- Official release poster
- Directed by: Alex Noyer
- Written by: Alex Noyer
- Based on: Conductor by Alex Noyer
- Produced by: Hannu Aukia; Alex Noyer;
- Starring: Jasmin Savoy Brown; Lili Simmons; James Jagger;
- Cinematography: Daphne Qin Wu
- Edited by: Hannu Aukia; Verti Virkajärvi;
- Music by: Jaakko Manninen; Alexander Burke; Omar El-Deeb;
- Production companies: You Know Films; No Office;
- Distributed by: Gravitas Ventures
- Release dates: March 19, 2021 (SXSW); May 21, 2021 (United States);
- Running time: 94 minutes
- Countries: United States; Finland;
- Language: English

= Sound of Violence =

2021 film by Alex Noyer

Sound of Violence is a 2021 Finnish-American slasher film written and directed by Alex Noyer in his directorial debut, inspired by his short film Conductor. The film stars Jasmin Savoy Brown as a formerly deaf girl who goes on a killing spree after witnessing the murder of her family. The film was released on May 21, 2021 by Gravitas Ventures after its world premiere on March 19, 2021 at the SXSW Film Festival.

==Plot==
Alexis, who has recovered her hearing after witnessing the brutal murder of her family at the age of ten, has synesthetic abilities awakened in her and starts a journey of self-discovery through the healing music of brutal violence. In pursuit of a career through experimenting with new sounds, Alexis enlists the help of her loving roommate, Marie, who is unaware of the dark purpose behind Alexis's actions and the part she is unknowingly playing. Faced with the likelihood of losing her hearing again, Alexis begins a rampage to create her masterpiece, not letting anything, not even love, get in her way.

==Cast==
- Jasmin Savoy Brown as Alexis Reeves
  - Kamia Benge as young Alexis Reeves
- Lili Simmons as Marie Sotker
- James Jagger as Duke
- Tessa Munro as Sonya Fuentes
- Dana L. Wilson as Mrs. Reeves
- Wes McGee as Barry Reeves
- Mataeo Mingo as Kevin Reeves
- Corsica Wilson as Officer Davis
- James Wellington as Fred
- Brian Huskey as Mr. Bell

==Production==
In 2018, Alex Noyer, who previously produced the 2015 documentary film 808, wrote and directed a short film entitled Conductor, centering on a music engineer who helps a young musician compose music for a once-in-lifetime competition. The short went on to screen at multiple small horror film festivals.

The feature was first announced on October 28, 2019, with Noyer creating a new take on his short film.
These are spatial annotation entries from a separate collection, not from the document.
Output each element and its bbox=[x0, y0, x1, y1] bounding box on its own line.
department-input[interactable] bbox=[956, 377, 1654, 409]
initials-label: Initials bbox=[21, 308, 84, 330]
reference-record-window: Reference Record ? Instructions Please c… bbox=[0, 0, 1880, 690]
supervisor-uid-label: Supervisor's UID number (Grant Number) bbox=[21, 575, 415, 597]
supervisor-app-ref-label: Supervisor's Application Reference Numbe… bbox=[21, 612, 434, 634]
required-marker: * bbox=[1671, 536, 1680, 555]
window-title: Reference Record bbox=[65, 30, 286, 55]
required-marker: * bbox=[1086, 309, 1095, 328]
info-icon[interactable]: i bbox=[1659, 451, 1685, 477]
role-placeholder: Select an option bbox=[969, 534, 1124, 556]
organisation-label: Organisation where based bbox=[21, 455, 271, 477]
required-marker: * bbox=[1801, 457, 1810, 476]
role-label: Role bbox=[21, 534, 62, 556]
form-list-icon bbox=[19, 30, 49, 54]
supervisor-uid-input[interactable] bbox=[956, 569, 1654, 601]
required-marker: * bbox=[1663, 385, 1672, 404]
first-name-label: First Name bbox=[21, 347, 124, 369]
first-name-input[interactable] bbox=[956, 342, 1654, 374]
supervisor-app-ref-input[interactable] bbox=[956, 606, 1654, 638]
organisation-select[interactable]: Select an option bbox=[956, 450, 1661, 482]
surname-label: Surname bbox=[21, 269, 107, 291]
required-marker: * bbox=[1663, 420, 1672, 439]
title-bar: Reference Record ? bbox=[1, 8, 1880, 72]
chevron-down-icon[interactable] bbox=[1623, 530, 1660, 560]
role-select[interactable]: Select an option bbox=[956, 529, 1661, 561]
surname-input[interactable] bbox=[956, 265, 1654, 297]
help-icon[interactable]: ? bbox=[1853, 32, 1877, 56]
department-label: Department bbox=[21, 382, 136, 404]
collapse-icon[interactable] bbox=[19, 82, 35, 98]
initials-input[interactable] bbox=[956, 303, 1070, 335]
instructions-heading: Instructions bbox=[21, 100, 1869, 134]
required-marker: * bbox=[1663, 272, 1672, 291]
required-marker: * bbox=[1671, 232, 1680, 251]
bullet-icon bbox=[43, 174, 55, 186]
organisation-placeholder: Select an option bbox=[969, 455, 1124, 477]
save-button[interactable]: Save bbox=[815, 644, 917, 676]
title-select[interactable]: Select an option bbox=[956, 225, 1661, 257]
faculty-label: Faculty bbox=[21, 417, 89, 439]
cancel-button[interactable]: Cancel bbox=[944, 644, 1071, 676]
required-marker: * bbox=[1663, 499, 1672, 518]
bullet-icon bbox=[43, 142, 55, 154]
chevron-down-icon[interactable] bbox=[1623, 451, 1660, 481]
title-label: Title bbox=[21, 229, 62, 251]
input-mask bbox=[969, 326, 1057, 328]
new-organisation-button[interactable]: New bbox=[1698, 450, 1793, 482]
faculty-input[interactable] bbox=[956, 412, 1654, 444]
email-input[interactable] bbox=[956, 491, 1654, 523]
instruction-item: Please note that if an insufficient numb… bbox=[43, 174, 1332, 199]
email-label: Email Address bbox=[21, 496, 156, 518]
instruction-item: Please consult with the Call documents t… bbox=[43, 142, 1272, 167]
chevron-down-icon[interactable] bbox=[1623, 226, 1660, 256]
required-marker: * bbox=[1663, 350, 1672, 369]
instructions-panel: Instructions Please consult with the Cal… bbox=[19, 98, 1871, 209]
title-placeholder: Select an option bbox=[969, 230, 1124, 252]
Noyer wrote the screenplay and was set to make his directorial debut on the film, with Noyer also producing the film alongside Hannu Aukia, a producer on the original short. Alongside the initial announcement, Jasmin Savoy Brown, Lili Simmons, and newcomer James Jagger were cast in main roles. On November 20, 2019, Tessa Munro joined the cast.

The film began principal photography on September 30, 2019 in Los Angeles.

==Release==
The film had its world premiere at the SXSW Film Festival on March 19, 2021 as part of the Midnighters section. On February 11, 2021, it was announced that Gravitas Ventures had acquired North American distribution rights to the film with a release date of May 21, 2021. The film was given a limited theatrical release as well as a simultaneous digital release via premium video on demand.

==Reception==
On review aggregator Rotten Tomatoes, the film has a fresh rating of 66% from 38 critic reviews with an average rating of 6.3/10. The site's consensus reads, "The consistency isn't always smooth, but Sound Of Violences blend of character study and horror marks writer-director Alex Noyer as an ambitious, visually distinctive filmmaker". The film holds an average score of 45 based on 4 critic reviews on Metacritic, indicating mixed or average review.

Critics commended Noyer's direction and ability to tell a story beyond the "unapologetic gore" prevalent throughout the film. Variety's Jessica Kiang said that, "With its themes of creative obsession and trauma recycled as psychopathy, not to mention Alexis' synesthesia giving license for lurid, semi-abstract, technicolor visual sequences, "Sound of Violence" boasts perhaps the greatest giallo premise that Dario Argento never dreamed up." The critic also praised the "spectacularly gruesome and grotesquely elaborate murder scenes" and "a lead performance that oozes empathy as much as her hapless victims ooze blood", but criticized the "discernible" emotional impact and stated that the "[murder scenes] do ample justice to even the most revered of its slasher forebears". In a more positive review, Kristy Puchko of RogerEbert.com describes the film as a "true midnight movie", writing that "Noyer bathes the screen in pulsing blues, reds, oranges, and greens. The smash of a skull, the tear of flesh, and the splurt of blood are not just disturbing visual effects. They become translated into an abstract and enchanting boom of aural awe."